Researchers at North Carolina State University in the USA have demonstrated a technique that allows them to track microscopic changes in metals or other materials in real time while they are exposed to extreme heat and loads for an extended period of time — a phenomenon known as creep.
The technique will expedite efforts to develop and characterize materials for use in extreme environments.
“Until now, you could look at a material’s structure before exposing it to heat or load, then apply heat and load until it broke, followed by a microstructural observation. That means you’d only know what it looked like before and after loading and heating,” says Afsaneh Rabiei, corresponding author of a paper on the work and a professor of mechanical and aerospace engineering at North Carolina State University.
“Our technique, which is called in situ scanning electron microscopy heating and loading, allows us to see the microscopic changes taking place throughout the process. You can see how cracks form and grow, or how microstructure transforms during the failure process. This is extremely valuable for understanding a material’s characteristics and its behavior under different conditions of loading and heating.”
Rabiei developed the in situ scanning electron microscopy (SEM) technique for high temperatures and load (tension) as a means of conducting high throughput assessments of the behavior of advanced materials. The goal was to be able to predict how a material responds under a variety of heating and loading conditions.
The instrument developed can capture SEM images at temperatures as high as 1,000°C and at stresses as high as two gigapascal – which is equivalent to 290,075 pounds per square inch.
For their recent demonstration of the technique’s potential researchers conducted creep-fatigue testing on a stainless steel alloy called alloy 709.
“Creep-fatigue testing involves exposing materials to high heat and repeated, extended loads, which helps us understand how structures will perform when placed under loads in extreme environments,” Rabiei said. “That is clearly important for applications which are designed to operate for decades.”
“In situ SEM allowed us to track the microscopic development of cracks in the material and the evolution of the microstructure during the creep-fatigue testing,” Rabiei said. “We were then able to use these data to model what alloy 709’s behavior would be over years of use, for example in a nuclear reactor. And alloy 709 outperformed 316 stainless steel, which is what’s currently used in many reactors.

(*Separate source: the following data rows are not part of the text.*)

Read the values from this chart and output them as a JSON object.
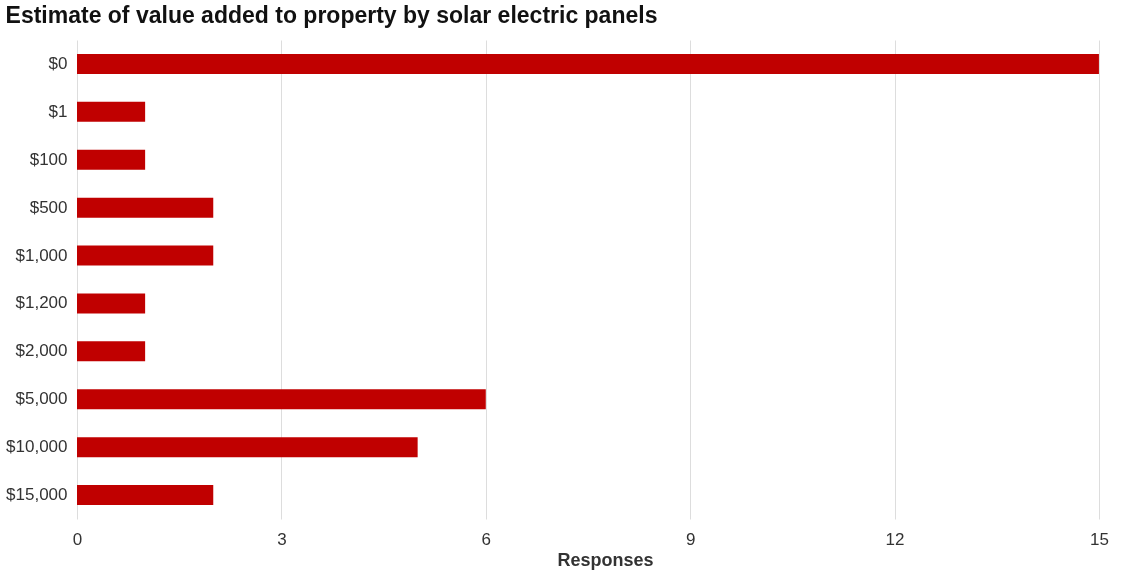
{
  "chart_data": {
    "type": "bar",
    "orientation": "horizontal",
    "title": "Estimate of value added to property by solar electric panels",
    "xlabel": "Responses",
    "categories": [
      "$0",
      "$1",
      "$100",
      "$500",
      "$1,000",
      "$1,200",
      "$2,000",
      "$5,000",
      "$10,000",
      "$15,000"
    ],
    "values": [
      15,
      1,
      1,
      2,
      2,
      1,
      1,
      6,
      5,
      2
    ],
    "color": "#c00000",
    "xlim": [
      0,
      15.5
    ],
    "xticks": [
      0,
      3,
      6,
      9,
      12,
      15
    ],
    "grid": "x"
  }
}
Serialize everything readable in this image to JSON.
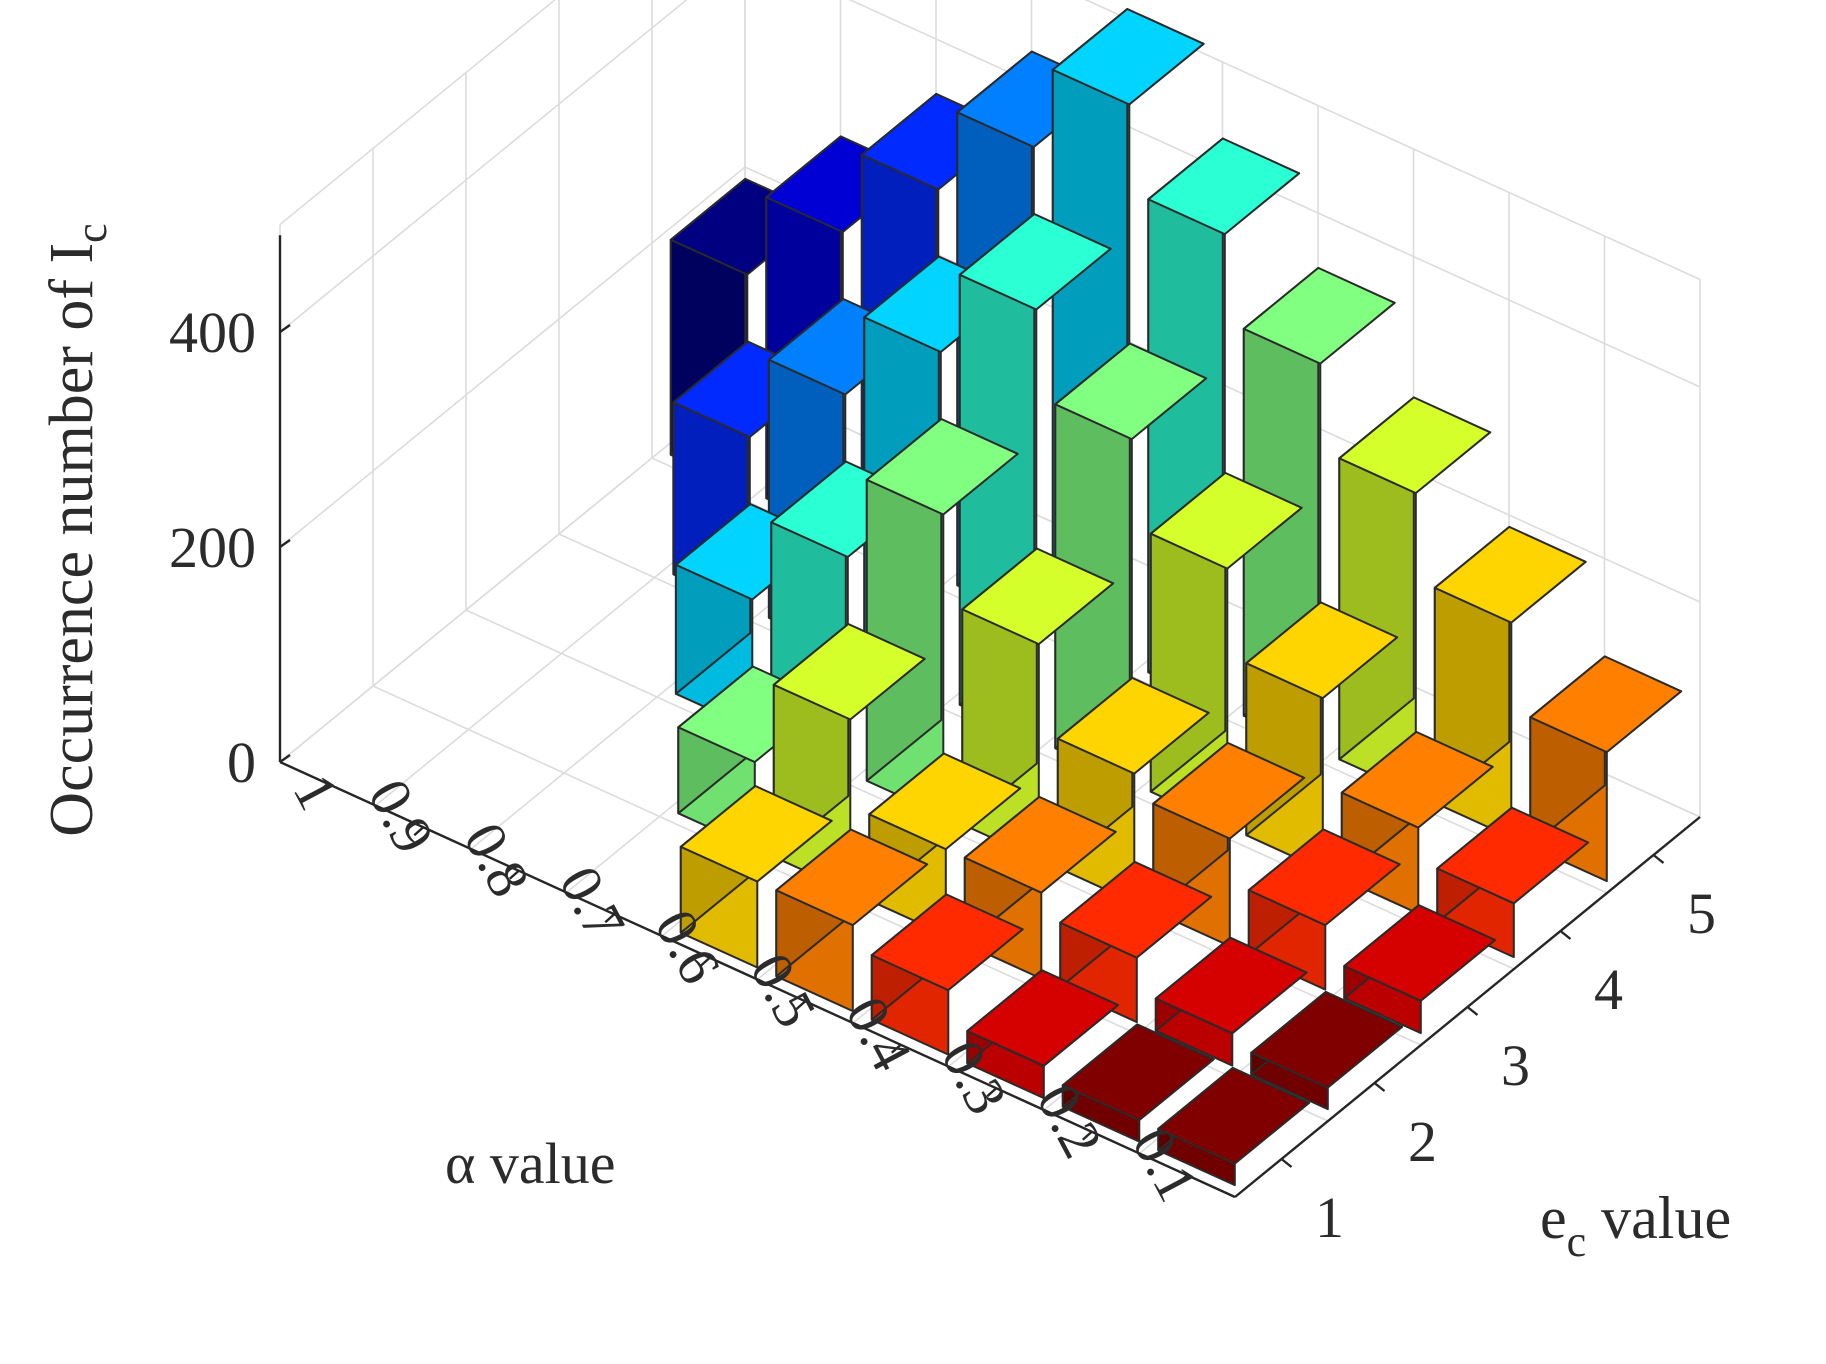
{
  "chart_data": {
    "type": "bar3d",
    "zlabel": {
      "main": "Occurrence number of I",
      "sub": "c"
    },
    "alpha_axis": {
      "label": "α value",
      "ticks": [
        "1",
        "0.9",
        "0.8",
        "0.7",
        "0.6",
        "0.5",
        "0.4",
        "0.3",
        "0.2",
        "0.1"
      ]
    },
    "ec_axis": {
      "label_main": "e",
      "label_sub": "c",
      "label_rest": " value",
      "ticks": [
        "1",
        "2",
        "3",
        "4",
        "5"
      ]
    },
    "z_ticks": [
      "0",
      "200",
      "400"
    ],
    "zlim": [
      0,
      500
    ],
    "grid": true,
    "colormap": "jet",
    "bars": [
      {
        "alpha": "1",
        "ec": 5,
        "value": 200
      },
      {
        "alpha": "0.9",
        "ec": 5,
        "value": 280
      },
      {
        "alpha": "0.8",
        "ec": 5,
        "value": 360
      },
      {
        "alpha": "0.7",
        "ec": 5,
        "value": 440
      },
      {
        "alpha": "0.6",
        "ec": 5,
        "value": 520
      },
      {
        "alpha": "0.5",
        "ec": 5,
        "value": 440
      },
      {
        "alpha": "0.4",
        "ec": 5,
        "value": 360
      },
      {
        "alpha": "0.3",
        "ec": 5,
        "value": 280
      },
      {
        "alpha": "0.2",
        "ec": 5,
        "value": 200
      },
      {
        "alpha": "0.1",
        "ec": 5,
        "value": 120
      },
      {
        "alpha": "0.9",
        "ec": 4,
        "value": 160
      },
      {
        "alpha": "0.8",
        "ec": 4,
        "value": 240
      },
      {
        "alpha": "0.7",
        "ec": 4,
        "value": 320
      },
      {
        "alpha": "0.6",
        "ec": 4,
        "value": 400
      },
      {
        "alpha": "0.5",
        "ec": 4,
        "value": 320
      },
      {
        "alpha": "0.4",
        "ec": 4,
        "value": 240
      },
      {
        "alpha": "0.3",
        "ec": 4,
        "value": 160
      },
      {
        "alpha": "0.2",
        "ec": 4,
        "value": 80
      },
      {
        "alpha": "0.1",
        "ec": 4,
        "value": 50
      },
      {
        "alpha": "0.8",
        "ec": 3,
        "value": 120
      },
      {
        "alpha": "0.7",
        "ec": 3,
        "value": 200
      },
      {
        "alpha": "0.6",
        "ec": 3,
        "value": 280
      },
      {
        "alpha": "0.5",
        "ec": 3,
        "value": 200
      },
      {
        "alpha": "0.4",
        "ec": 3,
        "value": 120
      },
      {
        "alpha": "0.3",
        "ec": 3,
        "value": 100
      },
      {
        "alpha": "0.2",
        "ec": 3,
        "value": 60
      },
      {
        "alpha": "0.1",
        "ec": 3,
        "value": 30
      },
      {
        "alpha": "0.7",
        "ec": 2,
        "value": 80
      },
      {
        "alpha": "0.6",
        "ec": 2,
        "value": 160
      },
      {
        "alpha": "0.5",
        "ec": 2,
        "value": 80
      },
      {
        "alpha": "0.4",
        "ec": 2,
        "value": 80
      },
      {
        "alpha": "0.3",
        "ec": 2,
        "value": 60
      },
      {
        "alpha": "0.2",
        "ec": 2,
        "value": 30
      },
      {
        "alpha": "0.1",
        "ec": 2,
        "value": 20
      },
      {
        "alpha": "0.6",
        "ec": 1,
        "value": 80
      },
      {
        "alpha": "0.5",
        "ec": 1,
        "value": 80
      },
      {
        "alpha": "0.4",
        "ec": 1,
        "value": 60
      },
      {
        "alpha": "0.3",
        "ec": 1,
        "value": 30
      },
      {
        "alpha": "0.2",
        "ec": 1,
        "value": 20
      },
      {
        "alpha": "0.1",
        "ec": 1,
        "value": 20
      }
    ]
  }
}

“That’s good news, but what is most exciting here is the methodology we used. For example, our in situ SEM technique allowed us to witness the role that micro-structural details called twin boundaries play in controlling crack growth in alloy 709.
“Our observations showed that when a crack reaches such twin boundaries in alloy 709, it redirects itself and takes a detour. This detouring effect delays crack growth, improving the material’s strength. Without our in situ SEM heating and loading technology, such observations could not be possible.
“Moreover, using this technique, we only need small specimens and can generate data that normally take years to generate. As such we are saving both time and the amount of material used to evaluate the material’s properties and analyze its failure process.
“The ability to capture insights like these is a significant advance for research into any number of new, high-performance materials, particularly those that are designed to perform in extreme environments,” Rabiei said.
The paper, “Performance of alloy 709 under creep-fatigue at various dwell times,” has been published in the journal Materials Science and Engineering: A.